The MUSEF also invites national and international audiences to visit the permanent gallery dedicated to Damián Ayma Zepita at its main headquarters in La Paz. This gallery, open Monday through Sunday, allows visitors to explore his work in a comprehensive manner, bringing visitors closer to an aesthetic woven with patience, identity, and human depth.
Damián Ayma Zepita didn't just carry a camera: he carried time. On horseback, in trucks, or on foot, with a camera equipment weighing almost 30 kilos, Damián traveled the roads of the highlands, the valleys, and the edges of the Bolivian Amazon with the firm intention of recording the life of the people. He had no formal academic studies, but trained by developing film in Buenos Aires and perfecting his eye under the untamed sun of Thaya Pacha. His biography is interwoven with the untold history of the country: he documented mines like Colquiri, high-altitude carnivals, agricultural rituals, worker identifications, and family portraits that are testimony to this today. He is known as a photographer, but he was also a farmer, rancher, community planner, and an authority in his ayllu.

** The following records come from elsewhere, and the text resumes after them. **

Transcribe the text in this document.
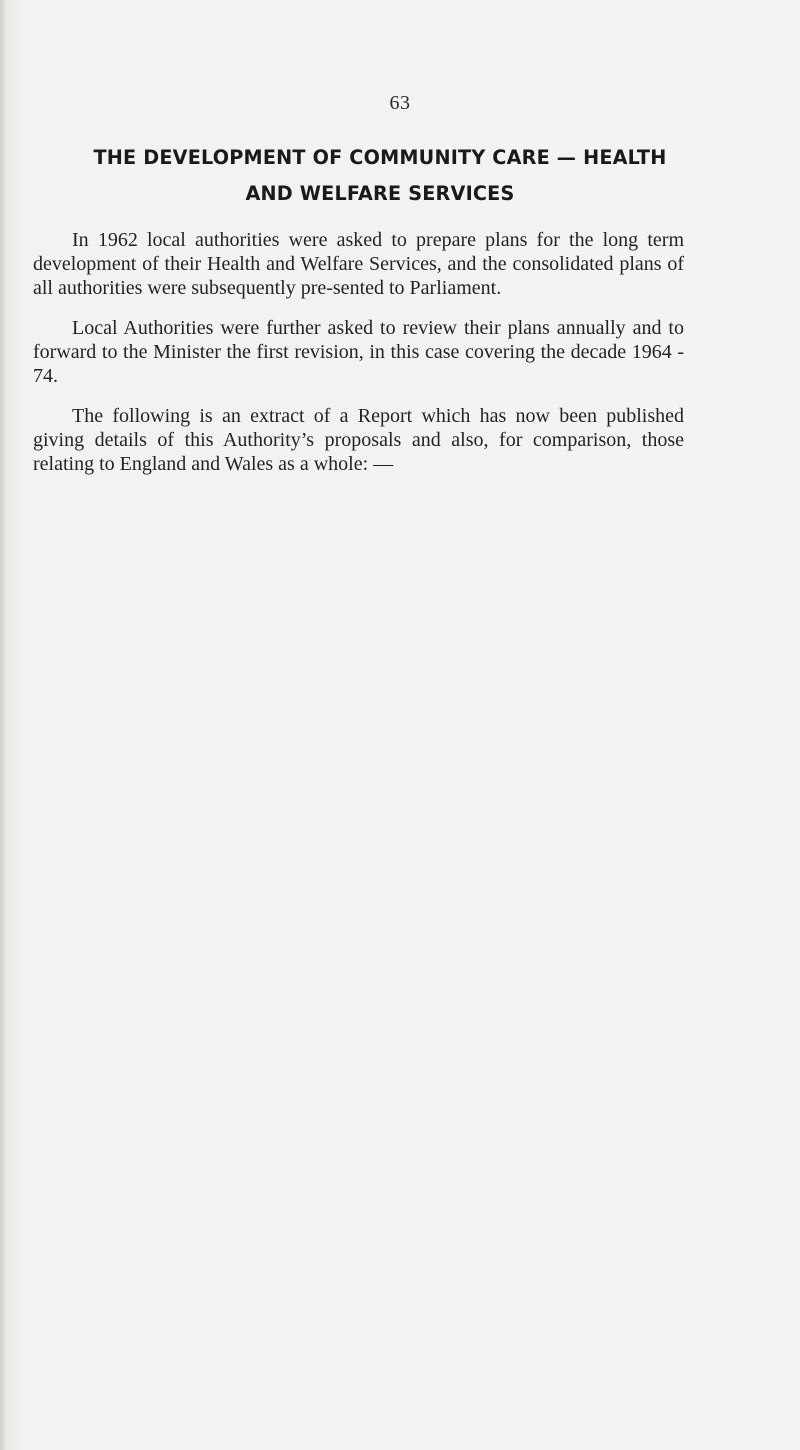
63
THE DEVELOPMENT OF COMMUNITY CARE — HEALTH
AND WELFARE SERVICES

In 1962 local authorities were asked to prepare plans for the long term development of their Health and Welfare Services, and the consolidated plans of all authorities were subsequently pre-sented to Parliament.

Local Authorities were further asked to review their plans annually and to forward to the Minister the first revision, in this case covering the decade 1964 - 74.

The following is an extract of a Report which has now been published giving details of this Authority’s proposals and also, for comparison, those relating to England and Wales as a whole: —
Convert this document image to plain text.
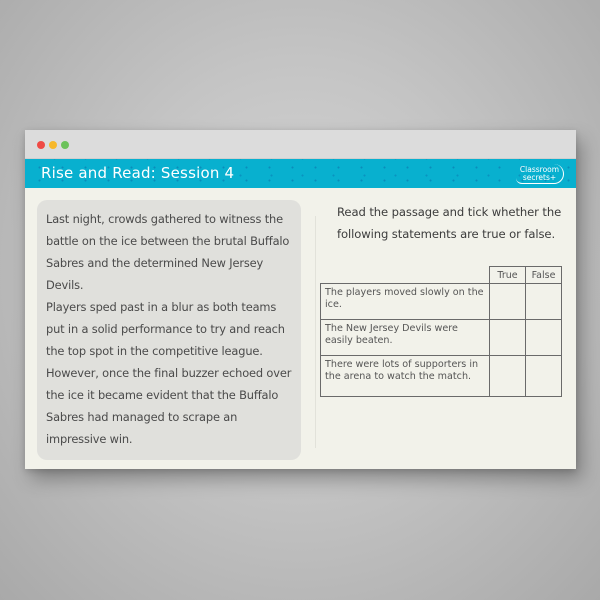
Rise and Read: Session 4	Classroom
secrets+

Last night, crowds gathered to witness the battle on the ice between the brutal Buffalo Sabres and the determined New Jersey Devils.

Players sped past in a blur as both teams put in a solid performance to try and reach the top spot in the competitive league.

However, once the final buzzer echoed over the ice it became evident that the Buffalo Sabres had managed to scrape an impressive win.

Read the passage and tick whether the following statements are true or false.
	True	False
The players moved slowly on the ice.		
The New Jersey Devils were easily beaten.		
There were lots of supporters in the arena to watch the match.		
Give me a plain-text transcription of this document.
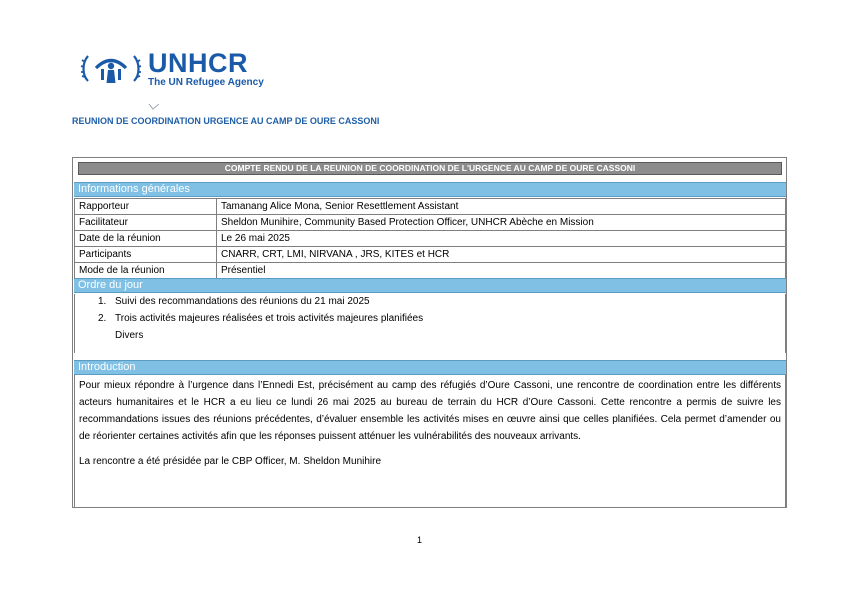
UNHCR
The UN Refugee Agency
REUNION DE COORDINATION URGENCE AU CAMP DE OURE CASSONI
COMPTE RENDU DE LA REUNION DE COORDINATION DE L'URGENCE AU CAMP DE OURE CASSONI
Informations générales
Rapporteur	Tamanang Alice Mona, Senior Resettlement Assistant
Facilitateur	Sheldon Munihire, Community Based Protection Officer, UNHCR Abèche en Mission
Date de la réunion	Le 26 mai 2025
Participants	CNARR, CRT, LMI, NIRVANA , JRS, KITES et HCR
Mode de la réunion	Présentiel
Ordre du jour
1. Suivi des recommandations des réunions du 21 mai 2025
2. Trois activités majeures réalisées et trois activités majeures planifiées
Divers
Introduction

Pour mieux répondre à l’urgence dans l’Ennedi Est, précisément au camp des réfugiés d’Oure Cassoni, une rencontre de coordination entre les différents acteurs humanitaires et le HCR a eu lieu ce lundi 26 mai 2025 au bureau de terrain du HCR d’Oure Cassoni. Cette rencontre a permis de suivre les recommandations issues des réunions précédentes, d’évaluer ensemble les activités mises en œuvre ainsi que celles planifiées. Cela permet d’amender ou de réorienter certaines activités afin que les réponses puissent atténuer les vulnérabilités des nouveaux arrivants.

La rencontre a été présidée par le CBP Officer, M. Sheldon Munihire

1
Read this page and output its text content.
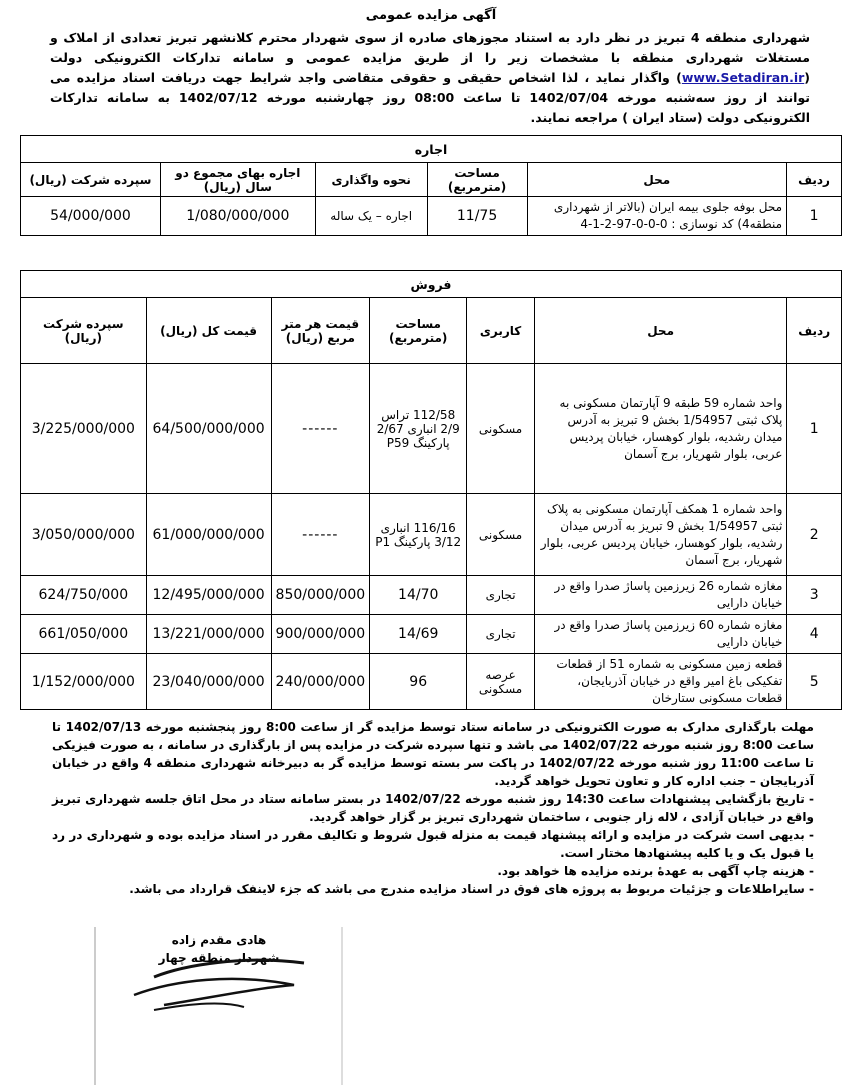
آگهی مزایده عمومی

شهرداری منطقه 4 تبریز در نظر دارد به استناد مجوزهای صادره از سوی شهردار محترم کلانشهر تبریز تعدادی از املاک و مستغلات شهرداری منطقه با مشخصات زیر را از طریق مزایده عمومی و سامانه تدارکات الکترونیکی دولت (www.Setadiran.ir) واگذار نماید ، لذا اشخاص حقیقی و حقوقی متقاضی واجد شرایط جهت دریافت اسناد مزایده می توانند از روز سه‌شنبه مورخه 1402/07/04 تا ساعت 08:00 روز چهارشنبه مورخه 1402/07/12 به سامانه تدارکات الکترونیکی دولت (ستاد ایران ) مراجعه نمایند.

اجاره					
ردیف	محل	مساحت (مترمربع)	نحوه واگذاری	اجاره بهای مجموع دو سال (ریال)	سپرده شرکت (ریال)
1	محل بوفه جلوی بیمه ایران (بالاتر از شهرداری منطقه4) کد نوسازی : 0-0-0-97-2-1-4	11/75	اجاره – یک ساله	1/080/000/000	54/000/000
فروش						
ردیف	محل	کاربری	مساحت (مترمربع)	قیمت هر متر مربع (ریال)	قیمت کل (ریال)	سپرده شرکت (ریال)
1	واحد شماره 59 طبقه 9 آپارتمان مسکونی به پلاک ثبتی 1/54957 بخش 9 تبریز به آدرس میدان رشدیه، بلوار کوهسار، خیابان پردیس عربی، بلوار شهریار، برج آسمان	مسکونی	112/58 تراس 2/9 انباری 2/67 پارکینگ P59	------	64/500/000/000	3/225/000/000
2	واحد شماره 1 همکف آپارتمان مسکونی به پلاک ثبتی 1/54957 بخش 9 تبریز به آدرس میدان رشدیه، بلوار کوهسار، خیابان پردیس عربی، بلوار شهریار، برج آسمان	مسکونی	116/16 انباری 3/12 پارکینگ P1	------	61/000/000/000	3/050/000/000
3	مغازه شماره 26 زیرزمین پاساژ صدرا واقع در خیابان دارایی	تجاری	14/70	850/000/000	12/495/000/000	624/750/000
4	مغازه شماره 60 زیرزمین پاساژ صدرا واقع در خیابان دارایی	تجاری	14/69	900/000/000	13/221/000/000	661/050/000
5	قطعه زمین مسکونی به شماره 51 از قطعات تفکیکی باغ امیر واقع در خیابان آذربایجان، قطعات مسکونی ستارخان	عرصه مسکونی	96	240/000/000	23/040/000/000	1/152/000/000

مهلت بارگذاری مدارک به صورت الکترونیکی در سامانه ستاد توسط مزایده گر از ساعت 8:00 روز پنجشنبه مورخه 1402/07/13 تا ساعت 8:00 روز شنبه مورخه 1402/07/22 می باشد و تنها سپرده شرکت در مزایده پس از بارگذاری در سامانه ، به صورت فیزیکی تا ساعت 11:00 روز شنبه مورخه 1402/07/22 در پاکت سر بسته توسط مزایده گر به دبیرخانه شهرداری منطقه 4 واقع در خیابان آذربایجان – جنب اداره کار و تعاون تحویل خواهد گردید.

- تاریخ بازگشایی پیشنهادات ساعت 14:30 روز شنبه مورخه 1402/07/22 در بستر سامانه ستاد در محل اتاق جلسه شهرداری تبریز واقع در خیابان آزادی ، لاله زار جنوبی ، ساختمان شهرداری تبریز بر گزار خواهد گردید.

- بدیهی است شرکت در مزایده و ارائه پیشنهاد قیمت به منزله قبول شروط و تکالیف مقرر در اسناد مزایده بوده و شهرداری در رد یا قبول یک و یا کلیه پیشنهادها مختار است.

- هزینه چاپ آگهی به عهدهٔ برنده مزایده ها خواهد بود.

- سایراطلاعات و جزئیات مربوط به پروژه های فوق در اسناد مزایده مندرج می باشد که جزء لاینفک قرارداد می باشد.

هادی مقدم زاده
شهردار منطقه چهار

The impact of Damián Ayma Zepitano's work is expressed not only in the exhibitions but also in an essential reference publication: the catalog "Damián Ayma Zepita. The Itinerant Photographer," published by the MUSEF in 2016. This work brings together 155 photographs selected from more than 3,000 digitized photographs and is the result of rigorous archival, technical, and ethnographic research. Its pages reveal Ayma Zepita's life, his versatility as a farmer, rancher, designer, and photographer, as well as his keen aesthetic perception forged among Andean valleys, mines, and rituals. The catalog can be purchased at the Jatha-MUSEF store, as a tangible tribute to one of the most powerful visions of 20th-century Bolivia. This publication is simultaneously an educational tool, a gesture of memory, and a visual manifesto that places the Indigenous subject at the center of the national narrative.
Despite the tragedy, the decision to keep the Mercosur Biennial alive reaffirms Porto Alegre's essential place as the epicenter of Latin American artistic thought. From Bolivia, the MUSEF joins this commitment to cultural and ethical reconstruction, convinced that art is a form of care, healing, and shared memory. It can be visited until June 1.